Monday, February 24, 2014

Who's Sick Today?

We all hate being sick.

Today at storytime we shared stories about illness which included toothaches, sore throats, sneezes and sniffles. We also talked about washing hands to keep those pesky germs AWAY from our bodies!

Books We Shared Today
Who's Sick Today?  by Lynne Cherry (young stoats with sore throats!)
Hippo Goes Bananas  by Marjorie Dennis Murray
Llama Llama Home with Mama  by Anna Dewdney
Hunky Dory Ate It  by Katie Evans

For a hand-washing excersise, we shared this fingerplay rhyme.
I made these silly germ monsters with art work from which I used on my fingers -- each germ was washed away as the rhyme progressed :

Five nasty germs going out to play
Along came the water ... and washed one away!

Four nasty germs trying to have some fun,
Along came the soap ... and one had to run.

Three nasty germs trying to make you sick,
Along came the scrubbing and said, "you're not going to stick!"

Two nasty germs got into a fight,
Along came the rinse and washed one out of sight.

One nasty germ thought it couldn't be seen ...
But I dried my hands with a towel and now my hands are nice and clean!

Many years ago, I made a book prop from the Lois Sachar book Monkey Soup. It is one of the best book props I have ever made and I use it every year. Best thing about this prop? You can always replace the pieces.

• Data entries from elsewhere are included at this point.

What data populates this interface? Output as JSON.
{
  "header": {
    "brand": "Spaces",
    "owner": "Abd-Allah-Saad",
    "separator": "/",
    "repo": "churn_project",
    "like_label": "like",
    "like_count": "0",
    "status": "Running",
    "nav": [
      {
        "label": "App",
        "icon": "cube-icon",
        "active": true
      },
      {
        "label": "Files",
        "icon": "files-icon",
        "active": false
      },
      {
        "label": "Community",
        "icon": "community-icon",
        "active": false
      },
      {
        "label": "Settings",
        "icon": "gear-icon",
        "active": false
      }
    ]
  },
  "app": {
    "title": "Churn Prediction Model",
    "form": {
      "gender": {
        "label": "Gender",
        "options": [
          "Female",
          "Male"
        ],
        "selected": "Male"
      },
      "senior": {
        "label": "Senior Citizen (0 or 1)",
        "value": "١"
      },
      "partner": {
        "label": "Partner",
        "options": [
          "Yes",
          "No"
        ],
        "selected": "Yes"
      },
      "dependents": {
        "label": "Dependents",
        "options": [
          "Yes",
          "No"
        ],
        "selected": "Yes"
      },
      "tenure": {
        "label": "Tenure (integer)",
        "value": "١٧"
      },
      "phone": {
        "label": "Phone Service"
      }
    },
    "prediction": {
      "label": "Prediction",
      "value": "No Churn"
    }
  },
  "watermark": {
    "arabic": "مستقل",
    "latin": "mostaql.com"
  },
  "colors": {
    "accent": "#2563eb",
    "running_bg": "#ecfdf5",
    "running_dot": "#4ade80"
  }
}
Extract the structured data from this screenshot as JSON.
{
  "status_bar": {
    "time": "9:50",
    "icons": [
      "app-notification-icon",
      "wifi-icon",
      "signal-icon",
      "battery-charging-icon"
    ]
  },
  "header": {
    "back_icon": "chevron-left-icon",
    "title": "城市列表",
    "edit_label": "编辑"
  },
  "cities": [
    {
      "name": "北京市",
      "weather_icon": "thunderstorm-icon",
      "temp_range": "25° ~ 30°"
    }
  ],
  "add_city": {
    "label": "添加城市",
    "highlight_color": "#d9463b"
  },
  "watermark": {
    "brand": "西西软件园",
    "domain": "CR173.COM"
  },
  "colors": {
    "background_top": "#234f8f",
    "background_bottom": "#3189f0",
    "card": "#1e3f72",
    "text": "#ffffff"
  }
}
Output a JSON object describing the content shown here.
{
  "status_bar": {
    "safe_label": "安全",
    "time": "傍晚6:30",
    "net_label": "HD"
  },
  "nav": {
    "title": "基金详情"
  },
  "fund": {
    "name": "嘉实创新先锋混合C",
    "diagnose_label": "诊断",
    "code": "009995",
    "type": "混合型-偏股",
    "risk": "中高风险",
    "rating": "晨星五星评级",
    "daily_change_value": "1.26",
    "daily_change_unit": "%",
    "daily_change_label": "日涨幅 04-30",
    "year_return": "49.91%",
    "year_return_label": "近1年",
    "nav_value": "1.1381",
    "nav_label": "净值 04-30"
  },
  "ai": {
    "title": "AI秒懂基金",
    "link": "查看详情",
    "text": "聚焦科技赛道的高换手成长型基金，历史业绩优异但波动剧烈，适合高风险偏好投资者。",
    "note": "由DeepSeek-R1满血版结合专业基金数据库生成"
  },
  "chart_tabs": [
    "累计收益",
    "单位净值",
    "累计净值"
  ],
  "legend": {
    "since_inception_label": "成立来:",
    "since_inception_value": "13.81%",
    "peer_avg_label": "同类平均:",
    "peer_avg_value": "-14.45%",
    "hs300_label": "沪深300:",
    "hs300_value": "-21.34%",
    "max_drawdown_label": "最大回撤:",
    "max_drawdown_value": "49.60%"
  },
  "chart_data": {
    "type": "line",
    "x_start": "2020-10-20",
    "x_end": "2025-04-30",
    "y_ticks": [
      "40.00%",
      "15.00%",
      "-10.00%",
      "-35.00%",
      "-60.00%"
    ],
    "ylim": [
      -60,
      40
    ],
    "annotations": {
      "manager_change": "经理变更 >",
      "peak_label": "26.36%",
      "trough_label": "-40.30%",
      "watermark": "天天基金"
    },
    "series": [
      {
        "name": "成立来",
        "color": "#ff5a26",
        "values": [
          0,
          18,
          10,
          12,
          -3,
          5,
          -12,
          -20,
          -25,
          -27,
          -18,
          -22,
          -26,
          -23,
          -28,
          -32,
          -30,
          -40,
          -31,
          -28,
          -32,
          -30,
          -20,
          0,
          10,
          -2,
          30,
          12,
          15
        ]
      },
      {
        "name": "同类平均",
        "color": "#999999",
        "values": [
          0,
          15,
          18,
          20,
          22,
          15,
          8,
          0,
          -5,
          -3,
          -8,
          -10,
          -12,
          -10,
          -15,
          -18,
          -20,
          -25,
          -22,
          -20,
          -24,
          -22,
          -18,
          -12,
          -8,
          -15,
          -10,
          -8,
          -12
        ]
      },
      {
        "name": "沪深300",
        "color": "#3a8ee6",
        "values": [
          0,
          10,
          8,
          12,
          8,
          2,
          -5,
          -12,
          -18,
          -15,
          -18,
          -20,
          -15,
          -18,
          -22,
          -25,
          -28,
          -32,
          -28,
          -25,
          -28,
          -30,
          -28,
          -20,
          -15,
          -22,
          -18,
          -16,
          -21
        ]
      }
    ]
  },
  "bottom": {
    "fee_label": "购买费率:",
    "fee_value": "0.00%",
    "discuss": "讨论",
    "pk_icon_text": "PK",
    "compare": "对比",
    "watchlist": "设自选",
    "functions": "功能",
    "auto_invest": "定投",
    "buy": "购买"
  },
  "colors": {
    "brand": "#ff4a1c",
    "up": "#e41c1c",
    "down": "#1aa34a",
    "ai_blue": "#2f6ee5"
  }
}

The book (which is out of print) tells the story of a little girl whose daddy is sick.
Just like mommy is making him chicken noodle soup to feel better, the girl is making "monkey soup", named such because of the help from her stuffed monkey (who ends up as a soup ingredient at the end). I skip the entire monkey part and just stick with the main ingredients.

They are :
crayons for Daddy's pale face
balloons to make Daddy happy
band-aids to make him feel better
a blanket to keep him warm
kleenex for all his sneezes
buttons for fun (because Grandma gave her a sweater with buttons she loves)
bubbles because who doesn't love bubbles??
a napkin so he stays clean while he eats
soap and a toothbrush so he can clean up before & after eating
YUM! Eat up!

Monkey Soup!

Finally, to finish we did "Five Little Monkeys Jumping on the Bed". I brought along a phone prop so I could "talk" to the doctor after each monkey bumped his or her head.

I also had this available for parents to make at home -- the monkeys are two-sided so that they can turn to the hurt (or sad) side when they bump their heads :

Tuesday, February 4, 2014

All About Our Senses

Taste! Touch! Smell! Sight! Sound!
Today we celebrated the way most of us experience the world.
We talked briefly about people who had difficulty with sight and sound, but most of us can taste, touch and smell things -- sometimes all at once!

Books We Read Today :
My Five Senses  by Aliki
Five For a Little One  by Chris Raschka
Seven Blind Mice  by Ed Young
Polar Bear, Polar Bear  by Eric Carle

I borrowed heavily from Ryan the Librarian for this version of the chant/song/poem "The Five Senses" :

Rub your hands to get some feeling,
Stretch your ears to check your hearing,
Sniff to smell what's in the air --
Good or bad? Nose beware!

Blink, blink, blink - what can you see?
How many fingers - one? two? three?
Last it's time for tongue push-ups :
Up, down, left, right and round and round!

I ended up singing this text on an upward scale, going up stepwise and ending the ocatve on "nose beware!" I then made the trip down the octave stepwise, ending with the last line. Worked pretty well.

My flannel for the day wasn't really about the senses, but featured putting together the man in the moon complete with meatball eyes, cheese nose, and a pizza mouth ...
"Aiken Drum" Flannel :

The last story we shared is an old one from Book Props. It involves the antics of a silly goose and a siller duck who decide to play a game they call the standing-still-for-the-longest-contest. Unfortunately, they both want to win the game so much they do not move even when a fox comes and sweeps them both up in his bag for lunch and dinner.

The prop is based on the book Don't Fidget a Feather! by Erica Silverman.
While retelling the story, I took some liberties with the plot to incorporate the senses (the sound and feel of the bumblebee, the smell and feel of the tickly bunnies, the sharp claws and loud caw of the pesky crows, etc. etc.)